Des solutions innovantes à l’origine d’un nouveau paradigme
De nouveaux acteurs viennent bousculer le marché du financement immobilier. Ils ont en commun la volonté de remplacer la chaine de valeur linéaire qui existe aujourd’hui par des logiques de plateforme. Les économies d’un particulier n’ont plus vocation à transiter par deux fonds (et avec l’aide d’un broker) avant d’arriver dans les mains d’un promoteur. Une plateforme biface peut facilement mettre en relation des agents à besoin de financement avec des agents à capacité de financement et les avantages de cette approche sont nombreux. Premièrement, l’information circule mieux car les plateformes de Crowdfunding immobilier proposent des projets à une communauté élargie. Parallèlement, les barrières à l’entrées sont réduites dans la mesure où ces plateformes découpent les projets en très petits tickets. Avec 1.000€ (parfois moins) et une connexion internet, n’importe qui peut investir dans une opération et la diversification n’est plus un luxe (investir 1000€ sur deux opérations plutôt que 2.000€ sur une seule opération n’engendre aucun frais supplémentaires). Deuxièmement, la réduction du nombre d’intermédiaires permet au capital de circuler plus vite et à moindre coût. L’unique intermédiaire restant (la plateforme) peut en plus bénéficier d’un effet volume qui réduit ses coûts de gestion. C’est le cas de Sindeo qui propose des prêts hypothécaires 100% en ligne accessibles en moins de 5 minutes et pour un coût très en dessous des standards du marché. Le financement des opérations de promotion par préventes devrait également évoluer pour au moins deux raisons. Grâce à la plateforme numérique, l’acheteur peut visualiser le bien en réalité augmentée avant sa construction et surtout, il peut modifier la configuration de son appartement en temps réel et à coûts réduits.

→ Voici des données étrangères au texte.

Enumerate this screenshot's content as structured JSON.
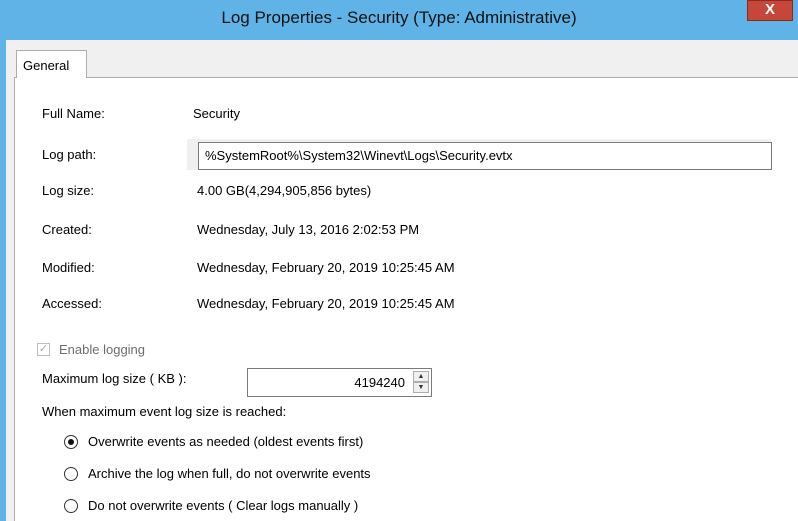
{
  "window": {
    "title": "Log Properties - Security (Type: Administrative)",
    "close_label": "X"
  },
  "tabs": [
    {
      "label": "General",
      "selected": true
    }
  ],
  "properties": {
    "full_name_label": "Full Name:",
    "full_name_value": "Security",
    "log_path_label": "Log path:",
    "log_path_value": "%SystemRoot%\\System32\\Winevt\\Logs\\Security.evtx",
    "log_size_label": "Log size:",
    "log_size_value": "4.00 GB(4,294,905,856 bytes)",
    "created_label": "Created:",
    "created_value": "Wednesday, July 13, 2016 2:02:53 PM",
    "modified_label": "Modified:",
    "modified_value": "Wednesday, February 20, 2019 10:25:45 AM",
    "accessed_label": "Accessed:",
    "accessed_value": "Wednesday, February 20, 2019 10:25:45 AM"
  },
  "logging": {
    "enable_label": "Enable logging",
    "enable_checked": true,
    "max_size_label": "Maximum log size ( KB ):",
    "max_size_value": "4194240",
    "when_reached_label": "When maximum event log size is reached:"
  },
  "retention_options": [
    {
      "label": "Overwrite events as needed (oldest events first)",
      "selected": true
    },
    {
      "label": "Archive the log when full, do not overwrite events",
      "selected": false
    },
    {
      "label": "Do not overwrite events ( Clear logs manually )",
      "selected": false
    }
  ],
  "colors": {
    "titlebar": "#5fb3e6",
    "close_button": "#c7463a"
  }
}
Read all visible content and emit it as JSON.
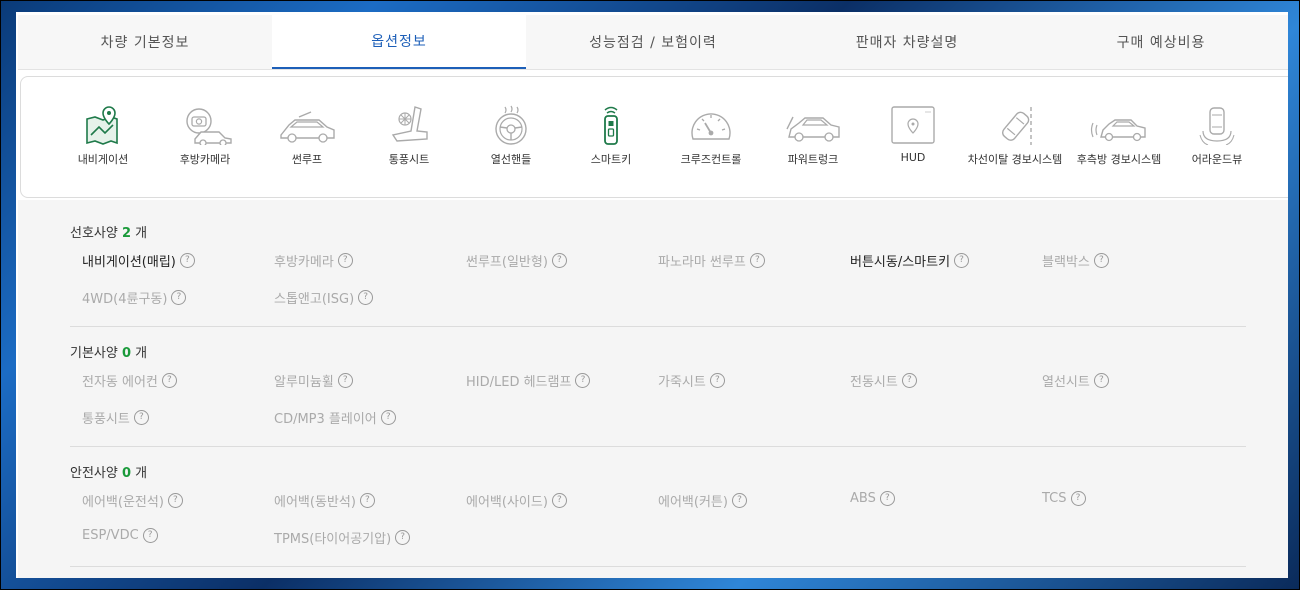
{
  "tabs": [
    {
      "label": "차량 기본정보"
    },
    {
      "label": "옵션정보"
    },
    {
      "label": "성능점검 / 보험이력"
    },
    {
      "label": "판매자 차량설명"
    },
    {
      "label": "구매 예상비용"
    }
  ],
  "options": [
    {
      "label": "내비게이션",
      "icon": "navigation-map-icon",
      "color": "#1f7a4a"
    },
    {
      "label": "후방카메라",
      "icon": "rear-camera-icon",
      "color": "#999999"
    },
    {
      "label": "썬루프",
      "icon": "sunroof-icon",
      "color": "#999999"
    },
    {
      "label": "통풍시트",
      "icon": "ventilated-seat-icon",
      "color": "#999999"
    },
    {
      "label": "열선핸들",
      "icon": "heated-steering-icon",
      "color": "#999999"
    },
    {
      "label": "스마트키",
      "icon": "smart-key-icon",
      "color": "#1f7a4a"
    },
    {
      "label": "크루즈컨트롤",
      "icon": "cruise-control-icon",
      "color": "#999999"
    },
    {
      "label": "파워트렁크",
      "icon": "power-trunk-icon",
      "color": "#999999"
    },
    {
      "label": "HUD",
      "icon": "hud-icon",
      "color": "#999999"
    },
    {
      "label": "차선이탈 경보시스템",
      "icon": "lane-departure-icon",
      "color": "#999999"
    },
    {
      "label": "후측방 경보시스템",
      "icon": "blind-spot-icon",
      "color": "#999999"
    },
    {
      "label": "어라운드뷰",
      "icon": "around-view-icon",
      "color": "#999999"
    }
  ],
  "sections": [
    {
      "title": "선호사양",
      "count": "2",
      "unit": "개",
      "items": [
        {
          "label": "내비게이션(매립)",
          "on": true
        },
        {
          "label": "후방카메라",
          "on": false
        },
        {
          "label": "썬루프(일반형)",
          "on": false
        },
        {
          "label": "파노라마 썬루프",
          "on": false
        },
        {
          "label": "버튼시동/스마트키",
          "on": true
        },
        {
          "label": "블랙박스",
          "on": false
        },
        {
          "label": "4WD(4륜구동)",
          "on": false
        },
        {
          "label": "스톱앤고(ISG)",
          "on": false
        }
      ]
    },
    {
      "title": "기본사양",
      "count": "0",
      "unit": "개",
      "items": [
        {
          "label": "전자동 에어컨",
          "on": false
        },
        {
          "label": "알루미늄휠",
          "on": false
        },
        {
          "label": "HID/LED 헤드램프",
          "on": false
        },
        {
          "label": "가죽시트",
          "on": false
        },
        {
          "label": "전동시트",
          "on": false
        },
        {
          "label": "열선시트",
          "on": false
        },
        {
          "label": "통풍시트",
          "on": false
        },
        {
          "label": "CD/MP3 플레이어",
          "on": false
        }
      ]
    },
    {
      "title": "안전사양",
      "count": "0",
      "unit": "개",
      "items": [
        {
          "label": "에어백(운전석)",
          "on": false
        },
        {
          "label": "에어백(동반석)",
          "on": false
        },
        {
          "label": "에어백(사이드)",
          "on": false
        },
        {
          "label": "에어백(커튼)",
          "on": false
        },
        {
          "label": "ABS",
          "on": false
        },
        {
          "label": "TCS",
          "on": false
        },
        {
          "label": "ESP/VDC",
          "on": false
        },
        {
          "label": "TPMS(타이어공기압)",
          "on": false
        }
      ]
    }
  ],
  "help_glyph": "?"
}
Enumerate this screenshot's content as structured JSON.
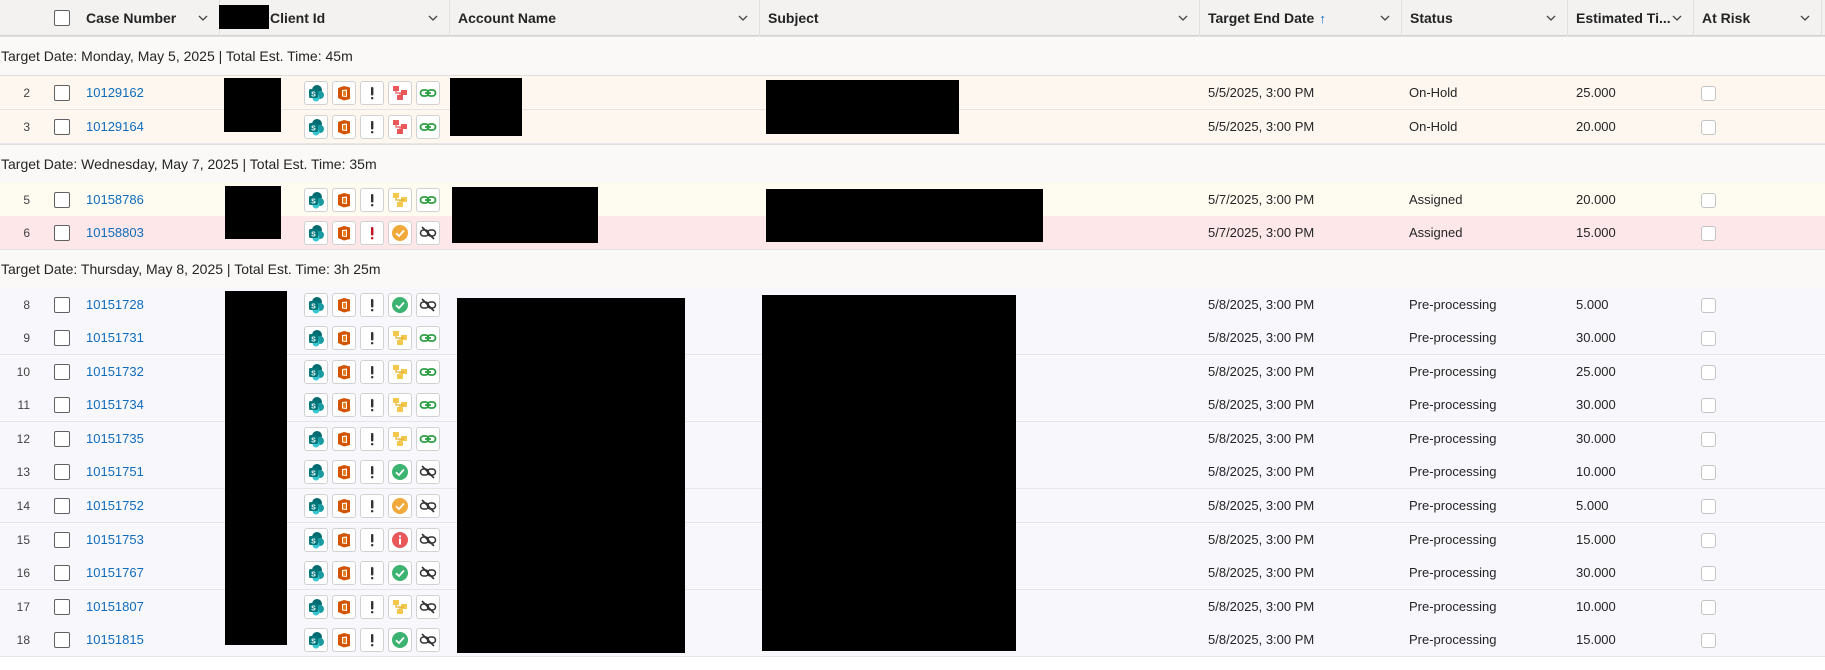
{
  "columns": {
    "case_number": "Case Number",
    "client_id": "Client Id",
    "account_name": "Account Name",
    "subject": "Subject",
    "target_end_date": "Target End Date",
    "status": "Status",
    "estimated_time": "Estimated Ti...",
    "at_risk": "At Risk"
  },
  "sort": {
    "column": "target_end_date",
    "direction": "ascending"
  },
  "colors": {
    "link": "#0f6cbd",
    "row_onhold": "#fdf7f0",
    "row_assigned": "#fefcf1",
    "row_alert": "#fde7e9",
    "row_preprocessing": "#f8f7fc",
    "group_bg": "#faf9f8"
  },
  "groups": [
    {
      "label": "Target Date: Monday, May 5, 2025 | Total Est. Time: 45m",
      "rows": [
        {
          "num": "2",
          "case": "10129162",
          "icons": [
            "sharepoint-icon",
            "office-icon",
            "exclamation-icon",
            "org-chart-red-icon",
            "link-green-icon"
          ],
          "target_end_date": "5/5/2025, 3:00 PM",
          "status": "On-Hold",
          "est": "25.000",
          "tone": "onhold"
        },
        {
          "num": "3",
          "case": "10129164",
          "icons": [
            "sharepoint-icon",
            "office-icon",
            "exclamation-icon",
            "org-chart-red-icon",
            "link-green-icon"
          ],
          "target_end_date": "5/5/2025, 3:00 PM",
          "status": "On-Hold",
          "est": "20.000",
          "tone": "onhold"
        }
      ]
    },
    {
      "label": "Target Date: Wednesday, May 7, 2025 | Total Est. Time: 35m",
      "rows": [
        {
          "num": "5",
          "case": "10158786",
          "icons": [
            "sharepoint-icon",
            "office-icon",
            "exclamation-icon",
            "org-chart-yellow-icon",
            "link-green-icon"
          ],
          "target_end_date": "5/7/2025, 3:00 PM",
          "status": "Assigned",
          "est": "20.000",
          "tone": "assigned"
        },
        {
          "num": "6",
          "case": "10158803",
          "icons": [
            "sharepoint-icon",
            "office-icon",
            "exclamation-red-icon",
            "check-orange-icon",
            "link-broken-icon"
          ],
          "target_end_date": "5/7/2025, 3:00 PM",
          "status": "Assigned",
          "est": "15.000",
          "tone": "alert"
        }
      ]
    },
    {
      "label": "Target Date: Thursday, May 8, 2025 | Total Est. Time: 3h 25m",
      "rows": [
        {
          "num": "8",
          "case": "10151728",
          "icons": [
            "sharepoint-icon",
            "office-icon",
            "exclamation-icon",
            "check-green-icon",
            "link-broken-icon"
          ],
          "target_end_date": "5/8/2025, 3:00 PM",
          "status": "Pre-processing",
          "est": "5.000",
          "tone": "pre"
        },
        {
          "num": "9",
          "case": "10151731",
          "icons": [
            "sharepoint-icon",
            "office-icon",
            "exclamation-icon",
            "org-chart-yellow-icon",
            "link-green-icon"
          ],
          "target_end_date": "5/8/2025, 3:00 PM",
          "status": "Pre-processing",
          "est": "30.000",
          "tone": "pre"
        },
        {
          "num": "10",
          "case": "10151732",
          "icons": [
            "sharepoint-icon",
            "office-icon",
            "exclamation-icon",
            "org-chart-yellow-icon",
            "link-green-icon"
          ],
          "target_end_date": "5/8/2025, 3:00 PM",
          "status": "Pre-processing",
          "est": "25.000",
          "tone": "pre"
        },
        {
          "num": "11",
          "case": "10151734",
          "icons": [
            "sharepoint-icon",
            "office-icon",
            "exclamation-icon",
            "org-chart-yellow-icon",
            "link-green-icon"
          ],
          "target_end_date": "5/8/2025, 3:00 PM",
          "status": "Pre-processing",
          "est": "30.000",
          "tone": "pre"
        },
        {
          "num": "12",
          "case": "10151735",
          "icons": [
            "sharepoint-icon",
            "office-icon",
            "exclamation-icon",
            "org-chart-yellow-icon",
            "link-green-icon"
          ],
          "target_end_date": "5/8/2025, 3:00 PM",
          "status": "Pre-processing",
          "est": "30.000",
          "tone": "pre"
        },
        {
          "num": "13",
          "case": "10151751",
          "icons": [
            "sharepoint-icon",
            "office-icon",
            "exclamation-icon",
            "check-green-icon",
            "link-broken-icon"
          ],
          "target_end_date": "5/8/2025, 3:00 PM",
          "status": "Pre-processing",
          "est": "10.000",
          "tone": "pre"
        },
        {
          "num": "14",
          "case": "10151752",
          "icons": [
            "sharepoint-icon",
            "office-icon",
            "exclamation-icon",
            "check-orange-icon",
            "link-broken-icon"
          ],
          "target_end_date": "5/8/2025, 3:00 PM",
          "status": "Pre-processing",
          "est": "5.000",
          "tone": "pre"
        },
        {
          "num": "15",
          "case": "10151753",
          "icons": [
            "sharepoint-icon",
            "office-icon",
            "exclamation-icon",
            "info-red-icon",
            "link-broken-icon"
          ],
          "target_end_date": "5/8/2025, 3:00 PM",
          "status": "Pre-processing",
          "est": "15.000",
          "tone": "pre"
        },
        {
          "num": "16",
          "case": "10151767",
          "icons": [
            "sharepoint-icon",
            "office-icon",
            "exclamation-icon",
            "check-green-icon",
            "link-broken-icon"
          ],
          "target_end_date": "5/8/2025, 3:00 PM",
          "status": "Pre-processing",
          "est": "30.000",
          "tone": "pre"
        },
        {
          "num": "17",
          "case": "10151807",
          "icons": [
            "sharepoint-icon",
            "office-icon",
            "exclamation-icon",
            "org-chart-yellow-icon",
            "link-broken-icon"
          ],
          "target_end_date": "5/8/2025, 3:00 PM",
          "status": "Pre-processing",
          "est": "10.000",
          "tone": "pre"
        },
        {
          "num": "18",
          "case": "10151815",
          "icons": [
            "sharepoint-icon",
            "office-icon",
            "exclamation-icon",
            "check-green-icon",
            "link-broken-icon"
          ],
          "target_end_date": "5/8/2025, 3:00 PM",
          "status": "Pre-processing",
          "est": "15.000",
          "tone": "pre"
        }
      ]
    }
  ]
}
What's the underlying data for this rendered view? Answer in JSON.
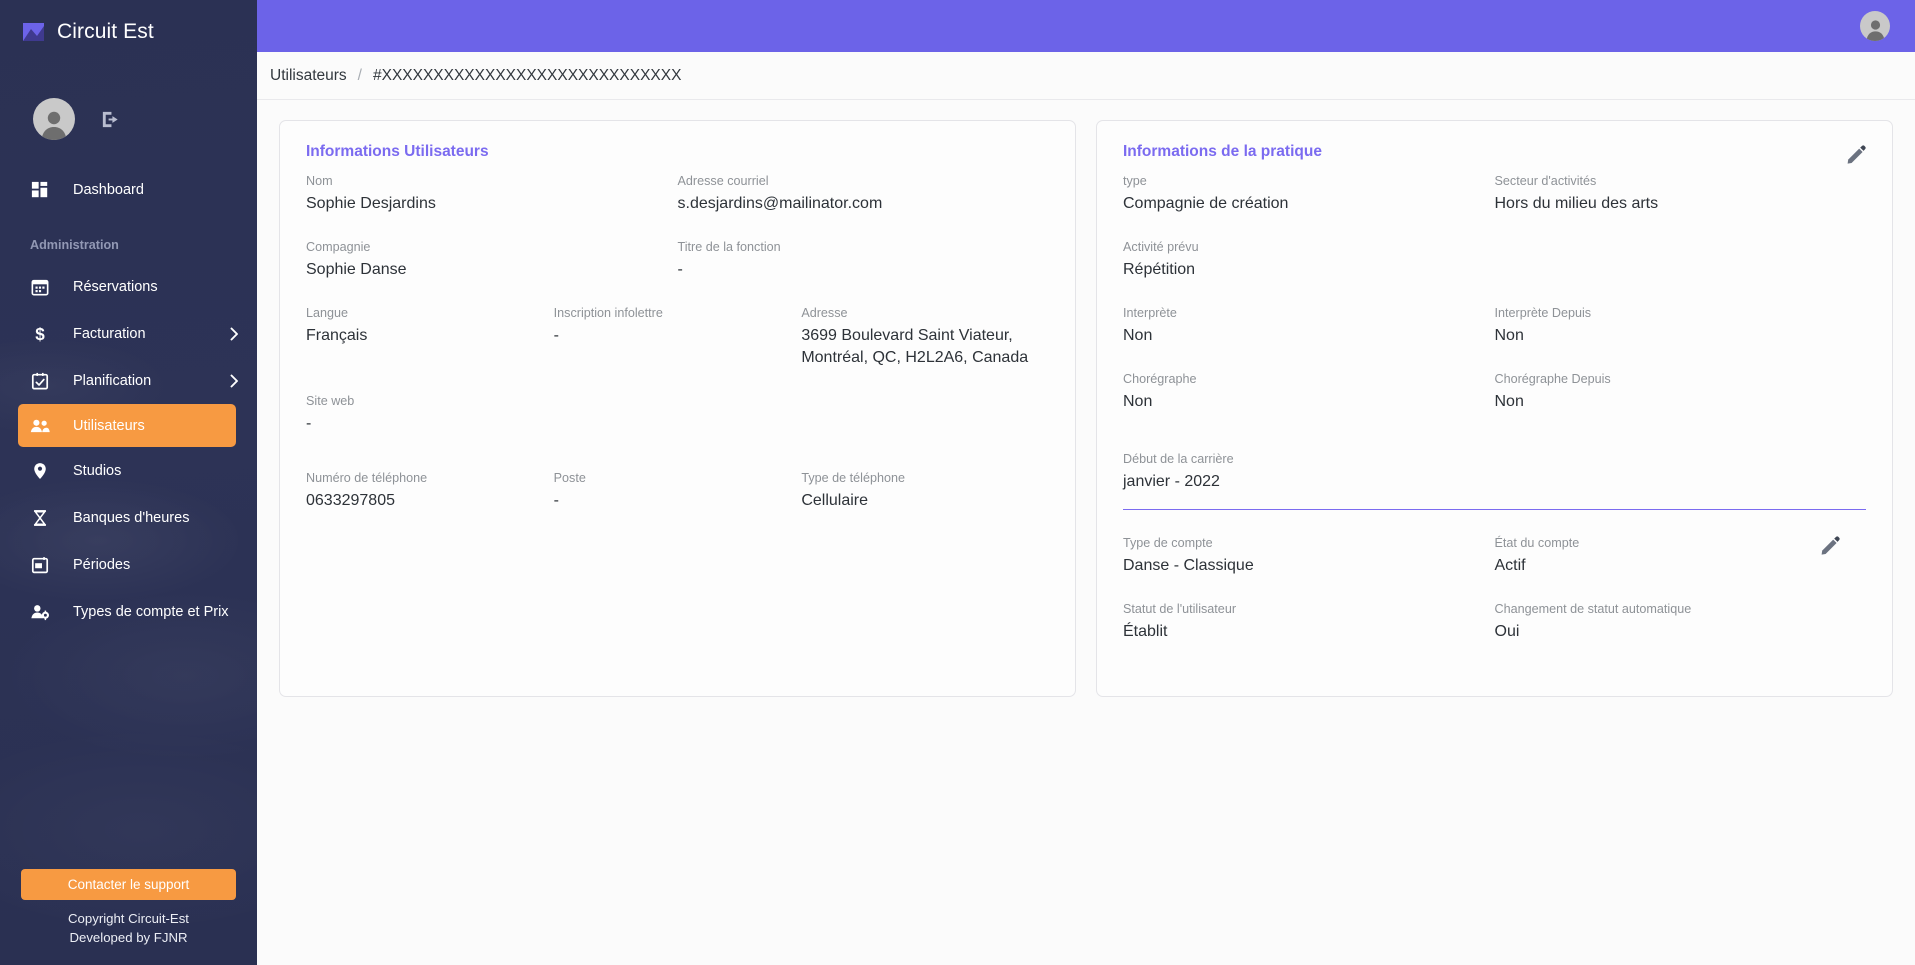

Les effets immédiats (statiques) de cette révolution (la fin de l’oligopole des investisseurs mainstream et la baisse des coûts de gestion décris plus haut) sont en fait secondaires par rapport aux effets dynamiques qu’il faut attendre des plateformes. Leur force réside en effet dans la capacité à transformer du volume en efficience. L’efficience, en ce qui concerne le financement de la construction immobilière, consiste à mesurer de manière très précise le risque. Autrement dit, un risque bien mesuré permet une meilleure allocation du capital (qui se traduira ici par une baisse du coût du capital). C’est pourquoi de nombreuses plateformes de Crowdfunding immobilier se sont spécialisées dans la récolte et l’analyse de données. Plus ils financent d’opérations et plus ils sont en mesure d’évaluer les projets mais également les promoteurs qui portent ces projets. Ainsi les risques administratifs (le promoteur va-t-il obtenir son permis de construire dans les délais ?), opérationnels (va-t-il organiser convenablement les travaux ?) et commerciaux (à combien le promoteur va-t-il vendre ses appartements ? vont être de mieux en mieux contrôlés. Ryan Williams, fondateur et CEO de CADRE (plateforme qui met en relation investisseurs et promoteurs immobiliers), définit ce phénomène comme « le passage d’une industrie qui repose sur des tableurs Excel et des relations à un écosystème basé sur l’efficience ». L’activité de crédit hypothécaire pour la construction individuelle devrait suivre la même voie. Une banque plus intelligente pourra prêter moins cher.
L’analogie avec le marché du médicament peut être faite pour illustrer ces deux types d’effets (statiques puis dynamiques). D’abord, le découpage d’une opération en milliers de petites parts peut faire écho à la vente à l’unité des médicaments. Puis, la logique est similaire, on cherche à évaluer le résultat d’une décision (un médicament administré ou un investissement réalisé) pour améliorer les décisions futures.